- Predefine your loss
- Accept your loss
- Only invest the amount which you can afford to lose
- Take a break
How can avoiding loss affect you?
1. When traders go through a streak of loss, it affects them psychologically. They get emotional and thinks that the market is doing this to them, which in turns leads to them losing confidence in their very own trading system.
2. When a trader gets into a loss, he tries to avoid it and keeps on moving his stop loss, so instead of cutting the loss short he converts it into an ultimate disaster and due to this he may lose his entire account. This often creates a negative sequence of pain and it only gets worse with time. The next time he notices an opportunity to get into a trade, he will ignore it due to the fear of losing and if this trade which he ignored turns out to be a winner, he gets angry for not taking that opportunity and this makes him do something which he will regret and takes him away from his trading plan.
3. Trying to avoid loses can also lead to inappropriate trading behavior. By this what we mean is, if you do not cut your losses short and let it run and even if it somehow turns out to be profitable, you are augmenting an inappropriate behavior which will lead to a disaster in the long term.
How to deal with losses?
1. Predefine your loss
As we discussed earlier that a loss is something which one cannot avoid, so the best way to counter it is to predefine what a loss is in any particular trade, by this what we mean is that you must create a set of rules which would tell you when a trade is no longer valid. So as soon as your chart tells you that your setup is now invalid, close the trade right there.
2. Accept your loss
The moment you get into a trade, always tell your mind that there are chances of this trade to go in loss. When you continuously tell yourself this and start accepting losses, you get immune to the pain of loss and now that you are immune to it and your mind agrees with the loses, you won’t try to avoid losses instead you will try to manage it naturally.
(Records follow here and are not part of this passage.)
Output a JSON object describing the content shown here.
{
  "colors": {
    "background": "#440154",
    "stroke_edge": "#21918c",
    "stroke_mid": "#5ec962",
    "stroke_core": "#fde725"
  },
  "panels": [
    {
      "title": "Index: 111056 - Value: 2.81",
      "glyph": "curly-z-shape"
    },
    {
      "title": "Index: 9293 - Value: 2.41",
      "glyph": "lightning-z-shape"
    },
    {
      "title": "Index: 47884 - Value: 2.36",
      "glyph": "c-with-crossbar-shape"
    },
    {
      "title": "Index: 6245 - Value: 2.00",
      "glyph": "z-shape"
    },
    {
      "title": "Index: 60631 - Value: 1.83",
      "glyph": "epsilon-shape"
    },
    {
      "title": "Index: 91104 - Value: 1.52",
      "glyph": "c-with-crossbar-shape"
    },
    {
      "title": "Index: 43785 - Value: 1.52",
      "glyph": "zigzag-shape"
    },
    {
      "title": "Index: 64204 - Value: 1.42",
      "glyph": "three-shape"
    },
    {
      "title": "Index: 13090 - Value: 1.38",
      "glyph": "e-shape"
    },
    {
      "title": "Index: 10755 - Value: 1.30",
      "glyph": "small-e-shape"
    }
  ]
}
We often hear traders say that do not keep looking at the chart, try to avoid looking at the chart after entering the trade as your emotions kick in, or else you may end up doing something horrible, i.e., cutting trade too short or opening too many positions. We believe this is the wrong way to deal with losses, by doing this you are just hiding away from emotions, you are not dealing with them, and as long as you continue to do so, you won’t master your emotions.
It is essential to deal with your emotions, don’t run away from it instead confront them actively and get used to it, make yourself immune to it, by doing this you can master a critical trait of a successful forex trader, you can master your emotions.
3. Only invest the amount which you can afford to lose
The forex market is full of opportunities, so even if you miss one you will get another but what’s important is that you should be present in the market, you should have money in your account. So, always calculate the risk of a particular trade and then choose a lot size according to the risk you are willing to take. This risk should be such that it does not affect you even if you lose the trade after calculating your risk place a stop loss.
4. Take a break
If you are on a losing streak, don’t try to fight the market instead take a break from charts and close all your losses. When one is on a losing streak, their mind is controlled by emotions and in trading emotions often leads to destruction. So, the best way is to take a break from trading, for a few hours or days, do whatever you like to do, play games, listen to songs and then when your emotions are under control try to analyse what went wrong and then begin with your trading again.
Always remember the forex market is full of opportunities so as long as you have money in your trading account, you are making yourself available to learn the best possible way to let your profits grow and also open for the next opportunity which makes the chances of increasing your account pretty high, so always cut your losses short. Because if you do not cut your losses at all, sooner or later you will have to lose your account.